Am I the guy dressed in leather going to a leather bar? Not (any more.) Am I the cowboy entering the gay rodeo? Not (any more.) Am I the guy showing up at the gay pride festival? Not (any more.) But you may find me in boots and leather around my community and at home, and perhaps on my website or a few other places around the 'net. I may not get out much, but I'm not dead (yet).
I am... the colleague who explains where to meet when the fire alarm goes off... the neighbor who helps you fix that broken window... the friend who commiserates the loss of a pet cat... the Road Captain who leads you on a fun and safe motorcycle ride... the homeowner's association President who gets the county to repair your broken sidewalk... the civic activist who will be with you at a public hearing on local development issues and who testifies before local and state legislators about issues that will improve our community... the "nice young man" who escorts you to the polls to exercise your privilege to vote or who helps you compute your income tax return and file it... the fundraiser for local charities... the gentleman who organizes volunteers to install safety items in your home, and twists arms of local vendors to supply the materials... the cousin who shares your joy at the birth of your latest grandchild and updates the family tree... the nephew who takes you grocery shopping... the brother, uncle, and great uncle who loves you more than you'll ever know... and the partner in every sense of the word to his one-and-only man.

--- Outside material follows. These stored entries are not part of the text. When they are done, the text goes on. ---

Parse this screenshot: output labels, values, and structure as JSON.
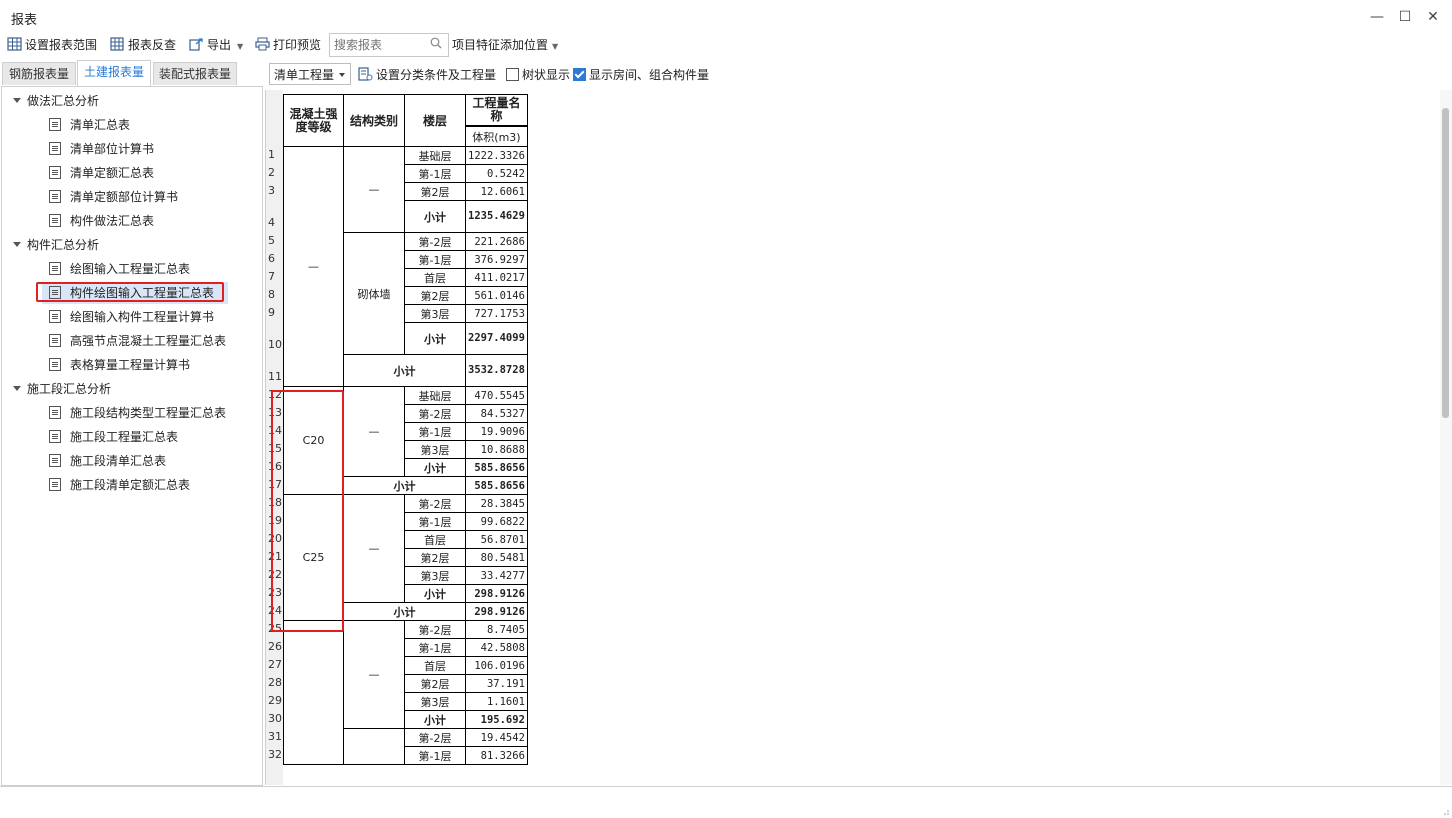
{
  "window": {
    "title": "报表",
    "min_icon": "minimize-icon",
    "max_icon": "maximize-icon",
    "close_icon": "close-icon"
  },
  "toolbar": {
    "set_range": "设置报表范围",
    "reverse_check": "报表反查",
    "export": "导出",
    "print_preview": "打印预览",
    "search_placeholder": "搜索报表",
    "feature_pos": "项目特征添加位置"
  },
  "tabs": [
    {
      "label": "钢筋报表量"
    },
    {
      "label": "土建报表量",
      "active": true
    },
    {
      "label": "装配式报表量"
    }
  ],
  "tree": {
    "groups": [
      {
        "label": "做法汇总分析",
        "items": [
          "清单汇总表",
          "清单部位计算书",
          "清单定额汇总表",
          "清单定额部位计算书",
          "构件做法汇总表"
        ]
      },
      {
        "label": "构件汇总分析",
        "items": [
          "绘图输入工程量汇总表",
          "构件绘图输入工程量汇总表",
          "绘图输入构件工程量计算书",
          "高强节点混凝土工程量汇总表",
          "表格算量工程量计算书"
        ]
      },
      {
        "label": "施工段汇总分析",
        "items": [
          "施工段结构类型工程量汇总表",
          "施工段工程量汇总表",
          "施工段清单汇总表",
          "施工段清单定额汇总表"
        ]
      }
    ],
    "selected": "构件绘图输入工程量汇总表"
  },
  "report_toolbar": {
    "quantity_select": "清单工程量",
    "set_conditions": "设置分类条件及工程量",
    "tree_display": "树状显示",
    "tree_display_checked": false,
    "show_rooms": "显示房间、组合构件量",
    "show_rooms_checked": true
  },
  "report": {
    "headers": {
      "grade": "混凝土强度等级",
      "struct_type": "结构类别",
      "floor": "楼层",
      "qty_name": "工程量名称",
      "volume": "体积(m3)"
    },
    "subtotal": "小计",
    "dash": "—",
    "masonry": "砌体墙",
    "c20": "C20",
    "c25": "C25",
    "rows": [
      {
        "n": "1",
        "floor": "基础层",
        "v": "1222.3326"
      },
      {
        "n": "2",
        "floor": "第-1层",
        "v": "0.5242"
      },
      {
        "n": "3",
        "floor": "第2层",
        "v": "12.6061"
      },
      {
        "n": "4",
        "floor": "小计",
        "v": "1235.4629"
      },
      {
        "n": "5",
        "floor": "第-2层",
        "v": "221.2686"
      },
      {
        "n": "6",
        "floor": "第-1层",
        "v": "376.9297"
      },
      {
        "n": "7",
        "floor": "首层",
        "v": "411.0217"
      },
      {
        "n": "8",
        "floor": "第2层",
        "v": "561.0146"
      },
      {
        "n": "9",
        "floor": "第3层",
        "v": "727.1753"
      },
      {
        "n": "10",
        "floor": "小计",
        "v": "2297.4099"
      },
      {
        "n": "11",
        "floor": "小计",
        "v": "3532.8728"
      },
      {
        "n": "12",
        "floor": "基础层",
        "v": "470.5545"
      },
      {
        "n": "13",
        "floor": "第-2层",
        "v": "84.5327"
      },
      {
        "n": "14",
        "floor": "第-1层",
        "v": "19.9096"
      },
      {
        "n": "15",
        "floor": "第3层",
        "v": "10.8688"
      },
      {
        "n": "16",
        "floor": "小计",
        "v": "585.8656"
      },
      {
        "n": "17",
        "floor": "小计",
        "v": "585.8656"
      },
      {
        "n": "18",
        "floor": "第-2层",
        "v": "28.3845"
      },
      {
        "n": "19",
        "floor": "第-1层",
        "v": "99.6822"
      },
      {
        "n": "20",
        "floor": "首层",
        "v": "56.8701"
      },
      {
        "n": "21",
        "floor": "第2层",
        "v": "80.5481"
      },
      {
        "n": "22",
        "floor": "第3层",
        "v": "33.4277"
      },
      {
        "n": "23",
        "floor": "小计",
        "v": "298.9126"
      },
      {
        "n": "24",
        "floor": "小计",
        "v": "298.9126"
      },
      {
        "n": "25",
        "floor": "第-2层",
        "v": "8.7405"
      },
      {
        "n": "26",
        "floor": "第-1层",
        "v": "42.5808"
      },
      {
        "n": "27",
        "floor": "首层",
        "v": "106.0196"
      },
      {
        "n": "28",
        "floor": "第2层",
        "v": "37.191"
      },
      {
        "n": "29",
        "floor": "第3层",
        "v": "1.1601"
      },
      {
        "n": "30",
        "floor": "小计",
        "v": "195.692"
      },
      {
        "n": "31",
        "floor": "第-2层",
        "v": "19.4542"
      },
      {
        "n": "32",
        "floor": "第-1层",
        "v": "81.3266"
      }
    ]
  },
  "colors": {
    "accent": "#2b7bd6",
    "highlight_red": "#e02020",
    "selected_bg": "#d9e6f7"
  }
}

Yeah, I guess I have changed, from a guy who played a bit in leather, but uses it now for riding his Harley than going out to leather bars. The former cowboy who if he rode a horse today couldn't walk for a week. The guy who might sit and watch "CHiPs" re-runs on TV but now is so involved in the community, with friends, and with family, that he doesn't even know what's on any more (and doesn't care).
My focus and interests have changed. Is it maturity? Is it age? Is it accepting that I am fulfilling my parents' desires for a life fulfilled? I dunno. I muse. I wonder. But you know, I love my life and for that, I thank God, my family, my friends, and most of all, my loving and abiding partner. He really made it all happen for me, more than he will ever know.
Life is short. Wear your boots. Love those you love even more.